‘I think I found a bone’

More Red Bank Battlefield digs expected this spring and summer

Albert J. Countryman Jr./The Sun
Red Bank Battlefield Director Jen Janofsky changes the slide during her presentation about the remains of Hessian soldiers found at a mass burial site in the trench around Fort Mercer.

On the morning of October 22, 1777, some 2,000 Hessian troops marched 10 miles from Haddonfield to Fort Mercer, along the Delaware River in current day National Park.

The German mercenaries hired by the English government hoped to overrun the fort and enable ships to get up the river and resupply the Philadelphia-based British Army. The 400 soldiers defending the fort were the war-hardened troops of the Rhode Island First and Second regiments, and they got a big break when patriot Jonas Cattell ran from Haddonfield through the backwoods ahead of the Hessian troops to raise the alarm: “The Hessians are Coming.”

- Advertisement -

Col. Christopher Greene, a distant cousin of Revolutionary War hero General Nathanael Greene, quickly ordered the patriots – many of them African and Native Americans – to turn the cannons pointing at the river around and face the oncoming attack from land.

By the end of the day, 82 Hessian soldiers lay dead in the trench surrounding the fort after an unsuccessful attempt to scale the walls. Another 228 were wounded in the Battle of Red Bank, and 60 were captured. The heavily outnumbered Continental Army troops reported 14 killed and 23 wounded.

Nearly 245 years later during an archeological dig at the battlefield on June 26, 2022, the remains of 15 Hessian soldiers were found.

“They were unceremoniously dumped in a mass grave,” said Red Bank Battlefield Director Jen Jenofsky, also a professor of public history at Rowan University in Glassboro. “Our goals are to treat the remains with dignity and respect, and identifying specific soldiers and assigning them names.”

She and archaeologist Wade P. Catts of Rowan were the leaders of the public participation dig in 2022, and over four days, some 100 volunteers worked screens and processed artifacts from the quarter-acre trench area deeded to the battlefield in 2021 by the family who owned the ground.

“June 26 was the last day of the dig. About 2 p.m. volunteer Wayne Wilson told me ‘I think I found a bone.’ We soon found several femur bones,” noted Janofsky, who along with Catts presented “Archaeology of Hessian Burials at Red Bank” on April 22 at the Haddon Fortnightly.

It was the first of the three-part lecture series called “The Hessian Legacy and the American Revolutionary Revolution,” organized by the Friends of the Indian King Tavern Museum and Rowan’s history department.

The series is anong various Revolutionary-era events leading up to the annual Haddonfield Skirmish on Saturday, June 1. On May 15, a performer will play Thomas Jefferson and discuss his insights on working with friends and foes alike to protect democracy.

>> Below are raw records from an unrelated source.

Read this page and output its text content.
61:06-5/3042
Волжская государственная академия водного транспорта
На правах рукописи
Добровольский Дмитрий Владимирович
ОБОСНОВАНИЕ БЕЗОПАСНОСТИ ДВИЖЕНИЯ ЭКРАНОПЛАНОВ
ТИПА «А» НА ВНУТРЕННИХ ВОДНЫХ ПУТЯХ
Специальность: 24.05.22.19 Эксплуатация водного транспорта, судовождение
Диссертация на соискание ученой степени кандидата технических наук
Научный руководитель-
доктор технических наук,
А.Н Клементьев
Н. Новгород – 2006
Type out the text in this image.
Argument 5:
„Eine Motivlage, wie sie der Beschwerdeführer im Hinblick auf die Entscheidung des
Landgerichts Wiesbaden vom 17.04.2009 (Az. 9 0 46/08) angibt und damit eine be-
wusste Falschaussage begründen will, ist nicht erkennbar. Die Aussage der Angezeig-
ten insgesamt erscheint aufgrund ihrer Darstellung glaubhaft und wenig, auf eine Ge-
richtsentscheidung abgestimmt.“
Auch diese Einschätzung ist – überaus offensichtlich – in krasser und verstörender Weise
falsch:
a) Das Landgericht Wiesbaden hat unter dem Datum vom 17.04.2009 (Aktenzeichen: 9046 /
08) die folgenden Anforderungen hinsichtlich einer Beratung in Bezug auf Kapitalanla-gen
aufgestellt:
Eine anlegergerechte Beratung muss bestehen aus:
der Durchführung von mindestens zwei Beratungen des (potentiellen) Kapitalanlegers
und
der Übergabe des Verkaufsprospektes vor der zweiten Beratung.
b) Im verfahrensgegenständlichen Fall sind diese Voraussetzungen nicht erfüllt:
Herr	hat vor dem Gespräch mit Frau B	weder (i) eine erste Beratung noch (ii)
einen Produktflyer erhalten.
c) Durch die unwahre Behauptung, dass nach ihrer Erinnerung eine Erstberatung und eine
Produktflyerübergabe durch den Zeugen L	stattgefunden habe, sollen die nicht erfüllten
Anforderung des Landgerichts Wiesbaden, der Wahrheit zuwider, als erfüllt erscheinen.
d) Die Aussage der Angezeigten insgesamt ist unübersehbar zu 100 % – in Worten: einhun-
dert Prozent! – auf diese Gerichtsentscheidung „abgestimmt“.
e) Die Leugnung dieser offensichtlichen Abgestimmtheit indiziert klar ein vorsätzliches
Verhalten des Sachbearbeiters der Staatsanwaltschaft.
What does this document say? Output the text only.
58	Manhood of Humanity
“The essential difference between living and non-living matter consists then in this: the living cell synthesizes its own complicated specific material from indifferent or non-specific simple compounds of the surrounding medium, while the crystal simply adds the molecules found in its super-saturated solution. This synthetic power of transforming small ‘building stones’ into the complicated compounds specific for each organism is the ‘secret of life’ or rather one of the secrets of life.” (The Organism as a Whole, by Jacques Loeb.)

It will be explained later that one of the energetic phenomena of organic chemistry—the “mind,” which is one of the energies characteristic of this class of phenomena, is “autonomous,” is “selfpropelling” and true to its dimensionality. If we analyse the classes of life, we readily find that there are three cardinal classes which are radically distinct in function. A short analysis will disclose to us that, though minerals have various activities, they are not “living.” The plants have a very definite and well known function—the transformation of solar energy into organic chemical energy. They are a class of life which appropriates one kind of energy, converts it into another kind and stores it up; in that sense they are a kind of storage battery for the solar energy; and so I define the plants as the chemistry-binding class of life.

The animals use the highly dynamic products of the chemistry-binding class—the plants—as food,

“This was an exciting project to be involved with,” said Catts, a registered professional archeologist with more than 40 years of experience as a historical researcher. “The dig had already been rewarding. I found a gold coin 4-and-a-half feet under the ground. We were hoping to learn about the construction of this fort.”

Jenofsky and Catts both were aware of the adage, “You always find something on the last day of the dig,” and sure enough the leg bones were discovered. Further excavations revealed the remains of 15 Hessian soldiers in total that were sent to the New Jersey State Police Forensic Unit for study to help researchers identify their origin.

Contact has also been made with German historians to determine what soldiers were involved in the battle and possibly get in touch with their descendants.

Jenofsky and Catts have published the report “Naked and Torn by the Grapeshot: Fort Mercer and the History, Archaeology and Public Perceptions of a Mass Burial Site at Red Bank Battlefield,” and now are part of a seven-person team of professionals doing further research about the Hessian soldiers who perished on New Jersey soil in 1777.

“Please do not take any screen shots of the remains during the presentation,” Janofsky asked of the crowd of nearly 90 people who filled the Fortnightly auditorium, adding that the remains were of soldiers who should be treated with respect and buried with honor.

There will be more digs at the Red Bank Battlefield this spring and summer, and the public is welcome to participate. The digs will be joined by professional researchers and Rowan University students.

“We are about to start archaeology season,” Janofsky said excitedly. “It is fun to hold an object that has not seen the light of day in 250 years.”